VIRGINIA’S GUBERNATORIAL primaries have attracted national attention as one of just two such statewide contests this year (the other being New Jersey’s). The more interesting of the Old Dominion’s two contests next Tuesday is on the Democratic side, which looks like a neck-and-neck race between Tom Perriello, a former one-term congressman, and Ralph Northam, the sitting lieutenant governor. Both are competent, accomplished and astute; Mr. Northam would make the better governor.

In the Republican race, the most sensible and, by a country mile, the most principled of the three candidates is state Sen. Frank Wagner, who also happens to be an underdog lagging in money and, outside his Virginia Beach district, name recognition.

First, the Democrats.

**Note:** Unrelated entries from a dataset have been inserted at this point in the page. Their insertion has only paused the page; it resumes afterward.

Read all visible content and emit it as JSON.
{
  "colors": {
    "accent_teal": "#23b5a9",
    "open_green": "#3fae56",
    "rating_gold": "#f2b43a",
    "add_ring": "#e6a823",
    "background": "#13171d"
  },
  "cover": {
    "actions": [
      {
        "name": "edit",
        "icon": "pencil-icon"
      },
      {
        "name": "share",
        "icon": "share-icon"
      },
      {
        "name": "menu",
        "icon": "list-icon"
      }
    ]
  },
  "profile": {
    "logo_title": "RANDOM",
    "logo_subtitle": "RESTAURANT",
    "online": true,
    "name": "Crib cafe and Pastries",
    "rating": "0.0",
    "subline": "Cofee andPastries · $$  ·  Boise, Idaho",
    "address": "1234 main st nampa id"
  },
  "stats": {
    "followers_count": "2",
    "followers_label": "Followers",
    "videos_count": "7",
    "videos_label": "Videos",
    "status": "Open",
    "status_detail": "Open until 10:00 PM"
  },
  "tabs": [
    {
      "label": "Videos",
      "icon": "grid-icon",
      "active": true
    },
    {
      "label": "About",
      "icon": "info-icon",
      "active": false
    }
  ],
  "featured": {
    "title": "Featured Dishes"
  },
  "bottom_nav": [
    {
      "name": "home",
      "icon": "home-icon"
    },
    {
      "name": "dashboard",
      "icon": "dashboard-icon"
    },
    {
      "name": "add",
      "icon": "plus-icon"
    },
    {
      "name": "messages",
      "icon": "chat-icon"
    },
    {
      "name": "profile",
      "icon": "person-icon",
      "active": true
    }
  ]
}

The Northam-Perriello matchup, seen through a national prism, is often cast as a proxy contest for the party’s soul between the establishment Forces of Hillary and the populist Forces of Bernie. That’s a nice talking point for politicos; for most Virginians, it’s facile and irrelevant. So is the fact that the rhetorical fusillades regularly directed at President Trump by Mr. Perriello are more lethal than those of Mr. Northam — although the latter lately called the president a “narcissistic maniac.”

The fact is, the policy differences between the two, though real, are not enormous, and their contempt for the president is beside the point. Our preference for Mr. Northam, a pediatric neurologist, is based more on his experience, temperament and, especially, his chances of success in the face of likely Republican control of one or both houses of the state legislature for the foreseeable future.

His aw-shucks country-doctor affect notwithstanding, Mr. Northam is a shrewd politician whose decade in office — six years as a state senator, and now as lieutenant governor — has made him highly regarded in Richmond, including among Republican lawmakers, who tried to recruit him to switch parties in 2009. If any Democratic governor can nudge GOP majorities in his direction, it’s Mr. Northam. That matters in a state where governors, barred from running for consecutive terms, have one brief shot at getting things done.

(Dalton Bennett/The Washington Post)

Mr. Perriello, while accomplished and intellectually agile — he has done admirable work in the nonprofit sector and as an international envoy in the Obama administration in addition to his stint in Congress — is less likely to make a dent. Notwithstanding his cogent take on corporate consolidation and industrial automation, his soak-the-rich tax plan, which would finance two years of debt-free community college and other programs, is a non-starter in a centrist state.

As for the Republicans, the choice for us is simpler. Mr. Wagner is in some ways a GOP version of Mr. Northam — down-to-earth, substantive, principled and well-versed in policy and the ways of Richmond. By contrast, the putative front-runner, Ed Gillespie, a former Republican national chair and George W. Bush White House veteran who has dodged debates, is more opportunistic, proposing a pie-in-the-sky tax cut that disintegrates upon contact with reality. As for the third candidate, Prince William Board of County Supervisors Chairman Corey A. Stewart, his candidacy has been a romp through the fetid fields of intolerance and Confederacy nostalgia.